FPGAを使った数値演算回路実現の勘所(1) ―― 加算器の構成を考える
●Cyclone IIIのロジック・エレメントを見る
次に,Spartan-3と同じ低コスト・デバイスであるAltera社のCyclone IIIファミリを取り上げます.Cyclone IIIでも,加算器を実現する基本構成がリプル・キャリ・アダーであること,キャリ・チェーンを抜き出して専用ハードウェアとして高速化を徹底していることなどはSpartan-3と変わりません.汎用ロジックと共存させることを考えると,代表的な解はこのような構成になってしまうのでしょう.

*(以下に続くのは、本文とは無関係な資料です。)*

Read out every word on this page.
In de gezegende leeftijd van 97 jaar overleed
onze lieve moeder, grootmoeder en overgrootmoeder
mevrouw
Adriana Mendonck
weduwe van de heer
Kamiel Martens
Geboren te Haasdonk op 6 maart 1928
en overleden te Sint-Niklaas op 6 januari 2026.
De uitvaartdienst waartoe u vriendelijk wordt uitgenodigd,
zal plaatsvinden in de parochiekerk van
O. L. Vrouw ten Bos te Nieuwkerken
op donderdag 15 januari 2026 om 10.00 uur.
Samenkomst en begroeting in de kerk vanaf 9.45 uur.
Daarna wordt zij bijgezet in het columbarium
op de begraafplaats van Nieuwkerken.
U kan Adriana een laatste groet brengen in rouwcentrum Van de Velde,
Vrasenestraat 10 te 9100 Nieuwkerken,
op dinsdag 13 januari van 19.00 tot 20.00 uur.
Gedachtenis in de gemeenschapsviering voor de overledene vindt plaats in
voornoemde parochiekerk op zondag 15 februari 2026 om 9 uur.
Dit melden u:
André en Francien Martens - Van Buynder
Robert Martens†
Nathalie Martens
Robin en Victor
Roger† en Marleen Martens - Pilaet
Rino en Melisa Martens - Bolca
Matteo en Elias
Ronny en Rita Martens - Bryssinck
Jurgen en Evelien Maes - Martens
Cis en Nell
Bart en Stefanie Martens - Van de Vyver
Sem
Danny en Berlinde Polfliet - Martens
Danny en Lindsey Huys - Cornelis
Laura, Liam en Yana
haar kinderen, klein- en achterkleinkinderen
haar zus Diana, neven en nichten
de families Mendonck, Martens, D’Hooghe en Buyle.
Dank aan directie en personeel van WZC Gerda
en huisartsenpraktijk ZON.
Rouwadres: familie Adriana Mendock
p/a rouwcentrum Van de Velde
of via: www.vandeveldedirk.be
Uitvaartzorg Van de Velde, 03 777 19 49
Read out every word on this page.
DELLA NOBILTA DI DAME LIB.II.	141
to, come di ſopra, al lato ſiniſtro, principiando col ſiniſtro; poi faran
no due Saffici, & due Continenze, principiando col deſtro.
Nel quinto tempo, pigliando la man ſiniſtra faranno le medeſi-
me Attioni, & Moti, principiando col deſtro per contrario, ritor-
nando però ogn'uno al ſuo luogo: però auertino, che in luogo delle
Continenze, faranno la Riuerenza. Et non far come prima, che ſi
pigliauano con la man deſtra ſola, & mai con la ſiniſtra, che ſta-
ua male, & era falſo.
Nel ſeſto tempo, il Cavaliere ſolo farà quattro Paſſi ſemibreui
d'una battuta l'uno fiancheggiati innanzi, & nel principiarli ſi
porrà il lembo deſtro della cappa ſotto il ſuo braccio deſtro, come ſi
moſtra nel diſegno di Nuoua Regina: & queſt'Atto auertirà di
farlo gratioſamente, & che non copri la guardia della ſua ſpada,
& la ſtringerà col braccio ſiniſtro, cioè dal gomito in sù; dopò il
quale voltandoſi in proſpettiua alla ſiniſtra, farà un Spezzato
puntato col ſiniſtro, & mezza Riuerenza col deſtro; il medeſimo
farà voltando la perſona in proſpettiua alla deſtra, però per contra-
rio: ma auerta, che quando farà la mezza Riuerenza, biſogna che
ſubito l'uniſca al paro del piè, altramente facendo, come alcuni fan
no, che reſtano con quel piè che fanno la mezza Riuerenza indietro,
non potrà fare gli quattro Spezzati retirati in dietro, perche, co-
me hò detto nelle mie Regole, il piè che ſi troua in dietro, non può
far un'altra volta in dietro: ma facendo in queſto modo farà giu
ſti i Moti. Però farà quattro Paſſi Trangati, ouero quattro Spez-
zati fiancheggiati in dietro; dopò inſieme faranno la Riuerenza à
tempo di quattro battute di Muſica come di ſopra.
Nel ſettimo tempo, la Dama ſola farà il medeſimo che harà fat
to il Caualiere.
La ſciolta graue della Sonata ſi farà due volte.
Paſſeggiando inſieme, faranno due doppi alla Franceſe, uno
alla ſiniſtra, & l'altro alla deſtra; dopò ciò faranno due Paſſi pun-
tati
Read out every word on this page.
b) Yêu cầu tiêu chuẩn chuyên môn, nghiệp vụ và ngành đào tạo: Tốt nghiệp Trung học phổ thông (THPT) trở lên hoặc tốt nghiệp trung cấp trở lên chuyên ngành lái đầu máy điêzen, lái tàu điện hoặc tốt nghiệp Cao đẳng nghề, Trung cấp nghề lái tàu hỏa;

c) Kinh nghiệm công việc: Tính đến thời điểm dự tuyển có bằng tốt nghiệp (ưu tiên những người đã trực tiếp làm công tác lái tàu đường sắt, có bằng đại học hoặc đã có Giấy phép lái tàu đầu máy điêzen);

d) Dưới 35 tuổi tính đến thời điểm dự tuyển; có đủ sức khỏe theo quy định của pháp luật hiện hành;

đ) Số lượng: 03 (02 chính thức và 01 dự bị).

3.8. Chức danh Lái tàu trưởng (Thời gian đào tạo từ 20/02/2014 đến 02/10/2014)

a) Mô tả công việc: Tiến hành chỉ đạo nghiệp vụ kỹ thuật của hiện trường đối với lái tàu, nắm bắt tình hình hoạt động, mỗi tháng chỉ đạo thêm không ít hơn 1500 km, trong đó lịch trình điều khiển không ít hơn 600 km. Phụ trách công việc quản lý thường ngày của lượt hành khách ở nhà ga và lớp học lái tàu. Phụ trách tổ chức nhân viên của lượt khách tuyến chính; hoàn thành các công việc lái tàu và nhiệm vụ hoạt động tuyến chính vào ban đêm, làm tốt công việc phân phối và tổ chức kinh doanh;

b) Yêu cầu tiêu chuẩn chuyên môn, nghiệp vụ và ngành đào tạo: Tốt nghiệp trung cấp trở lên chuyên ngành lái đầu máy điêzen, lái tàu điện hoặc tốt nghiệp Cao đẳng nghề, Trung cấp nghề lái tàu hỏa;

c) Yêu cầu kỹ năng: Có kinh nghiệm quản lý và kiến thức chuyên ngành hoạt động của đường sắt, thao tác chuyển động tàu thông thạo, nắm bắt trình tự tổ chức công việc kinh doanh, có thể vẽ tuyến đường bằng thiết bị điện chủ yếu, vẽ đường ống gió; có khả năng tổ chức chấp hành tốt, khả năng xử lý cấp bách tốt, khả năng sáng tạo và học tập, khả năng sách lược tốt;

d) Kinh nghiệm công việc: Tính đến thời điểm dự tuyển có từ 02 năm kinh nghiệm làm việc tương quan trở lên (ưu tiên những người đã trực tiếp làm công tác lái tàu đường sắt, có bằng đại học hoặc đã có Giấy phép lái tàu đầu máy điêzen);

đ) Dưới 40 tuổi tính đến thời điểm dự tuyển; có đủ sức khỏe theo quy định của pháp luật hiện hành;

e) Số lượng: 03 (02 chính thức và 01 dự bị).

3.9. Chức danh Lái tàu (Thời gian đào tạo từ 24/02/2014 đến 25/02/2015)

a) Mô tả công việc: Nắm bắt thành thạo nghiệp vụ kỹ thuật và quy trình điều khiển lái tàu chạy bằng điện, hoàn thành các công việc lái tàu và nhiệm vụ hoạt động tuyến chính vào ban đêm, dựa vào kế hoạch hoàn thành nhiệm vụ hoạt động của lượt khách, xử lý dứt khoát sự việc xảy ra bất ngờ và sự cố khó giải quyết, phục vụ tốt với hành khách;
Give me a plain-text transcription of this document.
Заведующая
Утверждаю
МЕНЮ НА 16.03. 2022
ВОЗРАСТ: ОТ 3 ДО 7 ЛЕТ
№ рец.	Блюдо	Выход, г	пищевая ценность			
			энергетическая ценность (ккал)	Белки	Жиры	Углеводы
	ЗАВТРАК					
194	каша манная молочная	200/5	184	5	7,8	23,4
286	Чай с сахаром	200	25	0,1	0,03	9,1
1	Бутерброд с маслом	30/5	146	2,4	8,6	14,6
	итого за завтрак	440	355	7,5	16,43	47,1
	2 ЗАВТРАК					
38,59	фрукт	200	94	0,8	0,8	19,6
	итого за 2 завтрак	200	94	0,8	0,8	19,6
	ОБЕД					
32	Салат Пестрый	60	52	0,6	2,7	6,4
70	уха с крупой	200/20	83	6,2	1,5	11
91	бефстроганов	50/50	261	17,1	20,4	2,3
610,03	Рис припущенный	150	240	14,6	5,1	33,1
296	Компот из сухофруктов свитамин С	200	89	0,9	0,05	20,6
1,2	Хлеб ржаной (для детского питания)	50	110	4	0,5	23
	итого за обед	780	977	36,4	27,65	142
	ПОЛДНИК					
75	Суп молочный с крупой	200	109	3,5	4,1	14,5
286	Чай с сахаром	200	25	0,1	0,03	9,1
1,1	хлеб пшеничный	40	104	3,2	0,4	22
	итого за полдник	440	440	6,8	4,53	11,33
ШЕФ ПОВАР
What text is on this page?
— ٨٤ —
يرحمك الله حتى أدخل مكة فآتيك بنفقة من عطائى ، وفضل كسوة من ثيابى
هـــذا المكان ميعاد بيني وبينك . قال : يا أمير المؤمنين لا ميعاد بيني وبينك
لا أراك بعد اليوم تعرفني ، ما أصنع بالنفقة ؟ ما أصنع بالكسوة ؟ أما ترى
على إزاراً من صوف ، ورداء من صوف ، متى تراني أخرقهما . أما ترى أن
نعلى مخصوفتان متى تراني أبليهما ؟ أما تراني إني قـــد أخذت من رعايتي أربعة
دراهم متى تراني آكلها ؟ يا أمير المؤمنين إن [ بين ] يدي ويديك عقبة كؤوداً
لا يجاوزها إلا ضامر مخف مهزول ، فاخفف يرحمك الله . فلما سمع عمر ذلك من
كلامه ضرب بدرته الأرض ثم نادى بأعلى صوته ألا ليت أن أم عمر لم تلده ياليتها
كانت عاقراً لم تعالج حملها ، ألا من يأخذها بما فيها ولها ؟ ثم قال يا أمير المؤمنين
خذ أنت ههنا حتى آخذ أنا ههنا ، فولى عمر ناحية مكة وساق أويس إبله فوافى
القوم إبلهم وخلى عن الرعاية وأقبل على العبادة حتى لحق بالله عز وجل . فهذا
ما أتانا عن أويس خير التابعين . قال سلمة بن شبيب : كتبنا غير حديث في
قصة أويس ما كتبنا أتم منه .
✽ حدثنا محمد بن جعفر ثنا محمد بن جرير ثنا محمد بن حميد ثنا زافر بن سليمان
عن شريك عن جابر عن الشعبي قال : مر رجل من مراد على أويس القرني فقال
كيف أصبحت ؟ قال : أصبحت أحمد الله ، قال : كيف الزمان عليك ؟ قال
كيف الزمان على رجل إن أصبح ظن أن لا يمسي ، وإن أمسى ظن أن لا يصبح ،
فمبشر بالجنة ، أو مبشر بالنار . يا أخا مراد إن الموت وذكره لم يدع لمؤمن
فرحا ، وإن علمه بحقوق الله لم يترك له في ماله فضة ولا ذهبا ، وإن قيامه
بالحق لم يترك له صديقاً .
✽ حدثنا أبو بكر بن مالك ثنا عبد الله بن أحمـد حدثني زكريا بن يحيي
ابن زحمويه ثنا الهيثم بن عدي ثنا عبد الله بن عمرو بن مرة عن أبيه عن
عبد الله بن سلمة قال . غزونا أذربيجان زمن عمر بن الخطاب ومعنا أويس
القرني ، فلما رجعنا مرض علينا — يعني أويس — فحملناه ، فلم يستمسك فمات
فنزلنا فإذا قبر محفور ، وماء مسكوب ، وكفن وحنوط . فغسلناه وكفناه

図4にCyclone IIIの「演算モード」時におけるロジック・エレメントの構成を示します.この図も加算機能に注目したうえで簡略化してあります.LUTを3入力2出力モードで使用し,フル・アダーを実現していると説明されてます.この図を見る限り,キャリ・チェーンは独立しておらず,LUT内部でキャリを生成しているかのように見えます.しかし,ロジック・エレメントの構成図(図5)を見ると,やはりキャリ・チェーンはLUT内部を通過せず,極力軽いロジックを専用ラインで通過していると推定されます.やはり,高速化のためには必要な措置と考えるべきでしょう(最大遅延を与えるパスのリストを見るとキャリ・チェーン演算を行う小さな遅延のゲートが配線遅延0でビット数分だけ連結しているのが確認できる).
Altera社の高性能デバイスであるStratix IVでは,ちょっと変わった機能が用意されています.ALM(Active Logic Module)内のLUTを4入力LUT×4として使用し,2ビットのキャリ・セレクト・アダー(キャリ信号が'0'の場合と'1'の場合の2通りの加算結果をあらかじめ計算し,キャリ信号が到着した時点でセレクタにより一方の結果を選択する方式)を構成できるのです.キャリ・セレクト・アダーは,ビット幅を大きくとるとセレクト信号の負荷が重くなってしまい,その効果が出にくいのですが,ビット幅を小さくすればその問題は解決します.また,専用のマルチプレクサを用意してしまうとゲート遅延と配線遅延が累積されて効果が薄れてしまいますが,キャリ・チェーンの中に同居させる形で作り込むことにより,効果を引き出していると推定されます.
以上のことから分かることは,FPGAベンダごとに工夫を凝らして,現在の高速な演算(加算)機能が実現できているということです.従って,「これを利用しない手はない」ということと,「構造には逆らわない方が良さそうだ」ということが想像できるわけです.